Пить бы веселее было.
           - Много ты понимаешь… Знаток! - вновь отпихивает локтем его тот, который только что прибыл из магазина. - Мелешь, не пойми что. Как без закуси-то? В глотку ведь не полезет. Смотри, как знаешь…. Тебе виднее. Я, дак, не могу без…. Сам-то, поди, не жравши. Язву хочешь? На, возьми! - почти суёт в рыло Лохматому едва початую бутылку. Брызги… С руки льётся пена вперемешку с пивом, а затем перетекает на мятые брюки. Но он этого даже не замечает.
           Лохматый делает неверные попытки увернуться, задевает бутылку затылком, морщится и чешет голову. Он отмахивается рукой и невольно становится тише, свистящим шёпотом произнося:
           - Не может он. Ладно. Раз купил. Чего теперь. Доставай, что там. Взболтни, на удачу, шут с ней, пусть пенится. Раз уж пошла такая канитель….
           Тогда, тот, что всё начал, так же поступает со следующей. Скоренько отгрызнув пробки, и метко отбросив их в сторону, одну бутылку оставляет себе, а другую ловко передаёт приятелю. С его руки сочится струйкой благодатная пена, а сам он довольно крякает и даже повизгивает от удовольствия, которое вот-вот должен получить. Другой тоже, благодарно сделав стойку, ждёт, но молча, приятных мгновений соединения с живительной влагой. И вот уже сидящие медленно, с непередаваемым удовольствием, наслаждаясь каждым моментом, полученным от самого процесса, цедят пенистое пиво. Но пиво нужно им больше процесса. Бутылка в эти мгновения роднее мамы. Поэтому, первый не выдерживает и начинает пить, захлёбываясь, торопясь, словно хочет проглотить саму блестящую гладкую стекляшку со всем содержимым, которое находится внутри неё. Затем, в руках одного из приятелей появляется незаменимый атрибут любого алканавта - сигарета. Он тут же набрасывается на неё, с жадностью, будто ввек не пробовал. Мгновение спустя, всё так же, не глядя на друга, суёт тому второй зажжённый окурок прямо в полуоткрытый, щербатый рот.

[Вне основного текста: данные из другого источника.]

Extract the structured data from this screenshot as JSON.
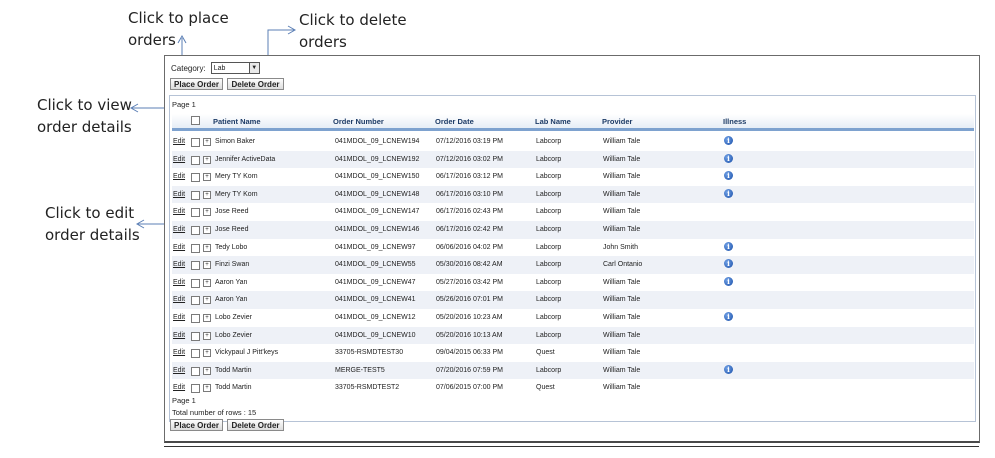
{
  "callouts": {
    "place": "Click to place\norders",
    "delete": "Click to delete\norders",
    "view": "Click to view\norder details",
    "edit": "Click to edit\norder details"
  },
  "toolbar": {
    "category_label": "Category:",
    "category_value": "Lab",
    "place_order": "Place Order",
    "delete_order": "Delete Order"
  },
  "grid": {
    "page_label_top": "Page 1",
    "page_label_bottom": "Page 1",
    "total_rows": "Total number of rows : 15",
    "columns": [
      "Patient Name",
      "Order Number",
      "Order Date",
      "Lab Name",
      "Provider",
      "Illness"
    ],
    "edit_label": "Edit",
    "info_glyph": "i",
    "rows": [
      {
        "patient": "Simon Baker",
        "order": "041MDOL_09_LCNEW194",
        "date": "07/12/2016 03:19 PM",
        "lab": "Labcorp",
        "provider": "William Tale",
        "illness": true
      },
      {
        "patient": "Jennifer ActiveData",
        "order": "041MDOL_09_LCNEW192",
        "date": "07/12/2016 03:02 PM",
        "lab": "Labcorp",
        "provider": "William Tale",
        "illness": true
      },
      {
        "patient": "Mery TY Kom",
        "order": "041MDOL_09_LCNEW150",
        "date": "06/17/2016 03:12 PM",
        "lab": "Labcorp",
        "provider": "William Tale",
        "illness": true
      },
      {
        "patient": "Mery TY Kom",
        "order": "041MDOL_09_LCNEW148",
        "date": "06/17/2016 03:10 PM",
        "lab": "Labcorp",
        "provider": "William Tale",
        "illness": true
      },
      {
        "patient": "Jose Reed",
        "order": "041MDOL_09_LCNEW147",
        "date": "06/17/2016 02:43 PM",
        "lab": "Labcorp",
        "provider": "William Tale",
        "illness": false
      },
      {
        "patient": "Jose Reed",
        "order": "041MDOL_09_LCNEW146",
        "date": "06/17/2016 02:42 PM",
        "lab": "Labcorp",
        "provider": "William Tale",
        "illness": false
      },
      {
        "patient": "Tedy Lobo",
        "order": "041MDOL_09_LCNEW97",
        "date": "06/06/2016 04:02 PM",
        "lab": "Labcorp",
        "provider": "John Smith",
        "illness": true
      },
      {
        "patient": "Finzi Swan",
        "order": "041MDOL_09_LCNEW55",
        "date": "05/30/2016 08:42 AM",
        "lab": "Labcorp",
        "provider": "Carl Ontanio",
        "illness": true
      },
      {
        "patient": "Aaron Yan",
        "order": "041MDOL_09_LCNEW47",
        "date": "05/27/2016 03:42 PM",
        "lab": "Labcorp",
        "provider": "William Tale",
        "illness": true
      },
      {
        "patient": "Aaron Yan",
        "order": "041MDOL_09_LCNEW41",
        "date": "05/26/2016 07:01 PM",
        "lab": "Labcorp",
        "provider": "William Tale",
        "illness": false
      },
      {
        "patient": "Lobo Zevier",
        "order": "041MDOL_09_LCNEW12",
        "date": "05/20/2016 10:23 AM",
        "lab": "Labcorp",
        "provider": "William Tale",
        "illness": true
      },
      {
        "patient": "Lobo Zevier",
        "order": "041MDOL_09_LCNEW10",
        "date": "05/20/2016 10:13 AM",
        "lab": "Labcorp",
        "provider": "William Tale",
        "illness": false
      },
      {
        "patient": "Vickypaul J Pitt'keys",
        "order": "33705-RSMDTEST30",
        "date": "09/04/2015 06:33 PM",
        "lab": "Quest",
        "provider": "William Tale",
        "illness": false
      },
      {
        "patient": "Todd Martin",
        "order": "MERGE-TEST5",
        "date": "07/20/2016 07:59 PM",
        "lab": "Labcorp",
        "provider": "William Tale",
        "illness": true
      },
      {
        "patient": "Todd Martin",
        "order": "33705-RSMDTEST2",
        "date": "07/06/2015 07:00 PM",
        "lab": "Quest",
        "provider": "William Tale",
        "illness": false
      }
    ]
  }
}
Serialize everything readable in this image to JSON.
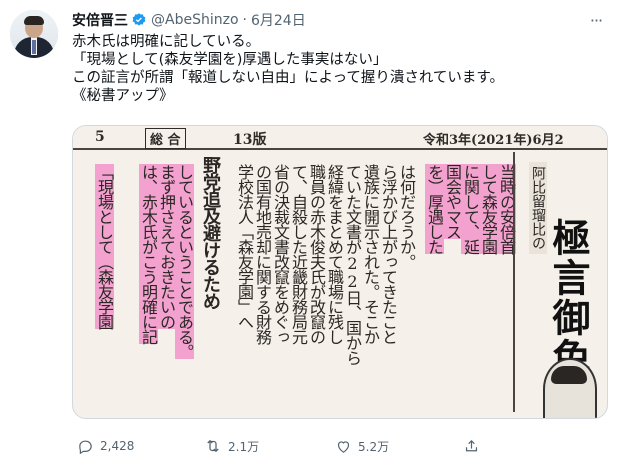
{
  "tweet": {
    "author_name": "安倍晋三",
    "handle": "@AbeShinzo",
    "separator": "·",
    "date": "6月24日",
    "more_label": "···",
    "lines": [
      "赤木氏は明確に記している。",
      "「現場として(森友学園を)厚遇した事実はない」",
      "この証言が所謂「報道しない自由」によって握り潰されています。",
      "《秘書アップ》"
    ]
  },
  "newspaper": {
    "page_number": "5",
    "section": "総 合",
    "edition": "13版",
    "date": "令和3年(2021年)6月2",
    "columns": [
      "「現場として（森友学園",
      "は、赤木氏がこう明確に記",
      "まず押さえておきたいの",
      "しているということである。",
      "野党追及避けるため",
      "学校法人「森友学園」へ",
      "の国有地売却に関する財務",
      "省の決裁文書改竄をめぐっ",
      "て、自殺した近畿財務局元",
      "職員の赤木俊夫氏が改竄の",
      "経緯をまとめて職場に残し",
      "ていた文書が22日、国から",
      "遺族に開示された。そこか",
      "ら浮かび上がってきたこと",
      "は何だろうか。",
      "を）厚遇した",
      "国会やマス",
      "に関して、延",
      "して森友学園",
      "当時の安倍首"
    ],
    "feature_small": "阿比留瑠比の",
    "feature_big": "極言御免"
  },
  "actions": {
    "reply_count": "2,428",
    "retweet_count": "2.1万",
    "like_count": "5.2万"
  },
  "colors": {
    "highlight": "#f3a2cf",
    "verified_blue": "#1d9bf0",
    "muted": "#536471"
  }
}
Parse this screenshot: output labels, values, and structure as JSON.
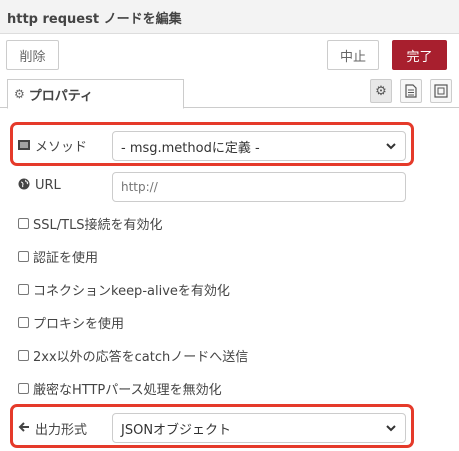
{
  "header": {
    "title": "http request ノードを編集"
  },
  "toolbar": {
    "delete_label": "削除",
    "cancel_label": "中止",
    "done_label": "完了"
  },
  "tabs": [
    {
      "label": "プロパティ",
      "icon": "gear-icon"
    }
  ],
  "tab_icons": [
    "settings-icon",
    "document-icon",
    "frame-icon"
  ],
  "method": {
    "label": "メソッド",
    "icon": "list-icon",
    "value": "- msg.methodに定義 -"
  },
  "url": {
    "label": "URL",
    "icon": "globe-icon",
    "placeholder": "http://"
  },
  "checkboxes": [
    {
      "label": "SSL/TLS接続を有効化",
      "checked": false
    },
    {
      "label": "認証を使用",
      "checked": false
    },
    {
      "label": "コネクションkeep-aliveを有効化",
      "checked": false
    },
    {
      "label": "プロキシを使用",
      "checked": false
    },
    {
      "label": "2xx以外の応答をcatchノードへ送信",
      "checked": false
    },
    {
      "label": "厳密なHTTPパース処理を無効化",
      "checked": false
    }
  ],
  "output": {
    "label": "出力形式",
    "icon": "arrow-left-icon",
    "value": "JSONオブジェクト"
  },
  "colors": {
    "accent": "#a81f2e",
    "highlight": "#e53a2a"
  }
}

           - Когда успел, а? Или наш пострел - везде поспел? Дивлюсь я, на тебя глядючи. Женился поздно. Со смыслом. Жена - не описать ни в одной Библии. Ну, баба. Город! Я те дам! Огонь! О-о! Всё при ней, как говорится. Тело…. Идёт - всё гормя горит… Титьки ходуном ходят.
          Он даже привстал с места, показывая эту чудо-женщину. Идеал его мечты. Руки скрючил колесом, вздыбил грудь, и даже прошёлся пару раз туда-сюда…
           - Ты чё, гад, вытворяешь? Э! Ты чё тут мне мелешь про мою… Ты, рыло неумытое, о моей жене чё треплешь? А?  Морда страшная…
           - Да я так. Ну, чё ты тоже взъелся-то сразу. Я ж пошутил… А! - машет Лохматая голова рукой и отворачивается, стремительно изображая, что обиделся. - Делай, чё хошь… Мне то!
           Оба вздыхают и непроизвольно задирают головы вверх, глядя сосредоточенно в небо. Будто Космос и может опровергнуть или дать добро на то, как жить дальше…
           Пауза затягивается. Ни один не торопится её прервать. И всё-таки, тот, что махал рукой, решает продолжить:
           - Дочь тоже красавица растёт. И чё ещё-то ему надо? А он со мной валандается. Не пойму…         
           Хриплый басок его едва прослушивается, в надвигающейся со всех сторон, неотвратимой ночи. Глаза полузакрыты, словно дремлет. Однако, это не так. Руки непрерывно дёргаются, как на шарнирах. Он, постоянно жестикулируя, трогает ими то свой подбородок, то лоб, то переносицу. Руки живут отдельно. Они мудрее его самого, и жесты выдают необычайное смущение, в котором он пребывает, обвиняя тем самым себя или оправдывая. Нескладный мужичок в довершении сказанного качает лохматой головой, матерится  сквозь желтоватые, прокуренные зубы. Полушёпот почти уже не слышен. Он ехидно прищуривается, мизинцем стряхивая пепел с зажжённой сигареты. На лице написано большими буквами недоумение и смятение. Морщины, усеявшие лицо мелкой сеточкой, похоже, подтрунивают над ним тоже. Они умеют порой говорить за своего хозяина. Нога, закинутая на ногу, время от времени нервно вздрагивает. Ношеные треники лоснятся на коленках, о которые он периодически, старательно потирает вспотевшие ладони. Бутылка стоит рядом. Он просто ещё не докурил, поэтому время от времени поглядывает на вожделенный напиток, будто с ним что-нибудь может произойти. Не проходит и двух секунд без того, чтобы пьяница не дотрагивался до бутылочного горлышка, а затем торопливо, трясущимися руками продолжал досасывать сигарету. Он бы наверно от всей души сейчас соединил обе эти несуразности: пиво и сигареты. Если бы только мог…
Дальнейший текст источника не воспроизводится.